I don’t have a whole lot to say about Ana Ivanovic except that she’s playing very well at this event after failing to reach a semifinal all year. She’s only lost one set on her way to the quarterfinals and she seems to be recovering from confidence problems she acquired after injuring her thumb last fall, an injury which came shortly after her first slam title at the French Open.

And that’s what each member of this trio is going through. Djokovic and Ivanovic have each won a slam and each one is trying to climb the mountain back up to their next slam title, while Jankovic is trying to climb the mountain back up to the number one ranking. And that second trip is usually harder than the first.

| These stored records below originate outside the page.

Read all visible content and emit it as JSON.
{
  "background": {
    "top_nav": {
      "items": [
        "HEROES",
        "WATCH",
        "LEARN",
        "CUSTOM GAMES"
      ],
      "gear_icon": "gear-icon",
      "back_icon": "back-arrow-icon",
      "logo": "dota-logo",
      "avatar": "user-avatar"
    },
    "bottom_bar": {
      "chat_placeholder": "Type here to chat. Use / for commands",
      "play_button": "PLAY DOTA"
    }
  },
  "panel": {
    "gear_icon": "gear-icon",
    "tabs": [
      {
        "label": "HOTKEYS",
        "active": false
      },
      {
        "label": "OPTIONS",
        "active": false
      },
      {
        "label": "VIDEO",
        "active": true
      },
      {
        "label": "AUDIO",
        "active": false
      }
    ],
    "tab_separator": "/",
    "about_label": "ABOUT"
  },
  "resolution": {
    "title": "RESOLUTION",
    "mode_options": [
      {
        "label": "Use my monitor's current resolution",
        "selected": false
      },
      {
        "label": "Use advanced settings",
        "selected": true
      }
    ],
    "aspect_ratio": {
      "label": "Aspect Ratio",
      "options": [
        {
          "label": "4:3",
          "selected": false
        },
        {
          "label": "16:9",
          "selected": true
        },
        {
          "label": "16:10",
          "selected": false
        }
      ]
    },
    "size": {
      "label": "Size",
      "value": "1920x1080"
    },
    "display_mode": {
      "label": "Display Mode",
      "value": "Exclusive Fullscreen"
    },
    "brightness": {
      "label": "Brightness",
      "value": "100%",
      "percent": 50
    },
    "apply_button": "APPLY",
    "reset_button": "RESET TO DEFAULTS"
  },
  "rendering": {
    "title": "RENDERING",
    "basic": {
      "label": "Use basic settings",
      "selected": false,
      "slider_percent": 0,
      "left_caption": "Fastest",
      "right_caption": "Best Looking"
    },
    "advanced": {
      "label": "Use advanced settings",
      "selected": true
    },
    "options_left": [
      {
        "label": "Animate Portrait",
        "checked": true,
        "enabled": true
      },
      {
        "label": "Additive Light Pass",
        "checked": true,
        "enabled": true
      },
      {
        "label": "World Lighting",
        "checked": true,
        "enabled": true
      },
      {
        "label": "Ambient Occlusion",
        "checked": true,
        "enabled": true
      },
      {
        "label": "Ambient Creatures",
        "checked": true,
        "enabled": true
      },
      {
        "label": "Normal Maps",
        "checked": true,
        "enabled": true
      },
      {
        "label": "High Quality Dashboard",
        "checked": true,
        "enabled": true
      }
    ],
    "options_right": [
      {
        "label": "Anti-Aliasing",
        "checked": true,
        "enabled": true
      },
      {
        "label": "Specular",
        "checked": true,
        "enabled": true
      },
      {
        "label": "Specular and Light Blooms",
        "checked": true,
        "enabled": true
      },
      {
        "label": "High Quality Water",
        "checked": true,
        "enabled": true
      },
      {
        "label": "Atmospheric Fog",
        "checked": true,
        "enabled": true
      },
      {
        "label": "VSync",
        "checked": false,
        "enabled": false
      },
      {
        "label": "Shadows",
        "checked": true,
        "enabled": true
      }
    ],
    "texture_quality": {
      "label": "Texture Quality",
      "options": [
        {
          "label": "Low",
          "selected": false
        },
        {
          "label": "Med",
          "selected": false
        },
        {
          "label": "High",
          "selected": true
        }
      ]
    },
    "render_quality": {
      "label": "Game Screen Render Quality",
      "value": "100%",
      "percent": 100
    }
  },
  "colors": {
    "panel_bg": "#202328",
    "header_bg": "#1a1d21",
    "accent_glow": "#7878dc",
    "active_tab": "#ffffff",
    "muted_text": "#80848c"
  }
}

As for the Federer-Gonzalez match, Gonzalez sprayed balls all over the place to lose the first set 6-3, but he pulled even at 5-5 in the second set. Fed then upchucked a double fault and Gonzo kept enough balls in the court to get the break and serve out to even the match. That double fault was Gonzo’s doing because he was eating up Fed’s second serves and Fed was forced to go for a bit too much on second serves.

I hope Gonzo gets himself a new coach to replace the departed Larry Stefanki. Gonzo’s matches are always accompanied by oohs and ahs for those improbable winners from untenable positions, but he misses as often as he hits and he went back to missing in the third set. Federer won the match 6-3, 5-7, 6-2, but he’s not looking all that convincing.

Djokovic, on the other hand, appears to have found his scrappy defense and that’s good news. He beat Stanislaw Wawrinka in two straight tiebreakers by coming up with big games when he needed them and let’s hope this is one of those steps forward.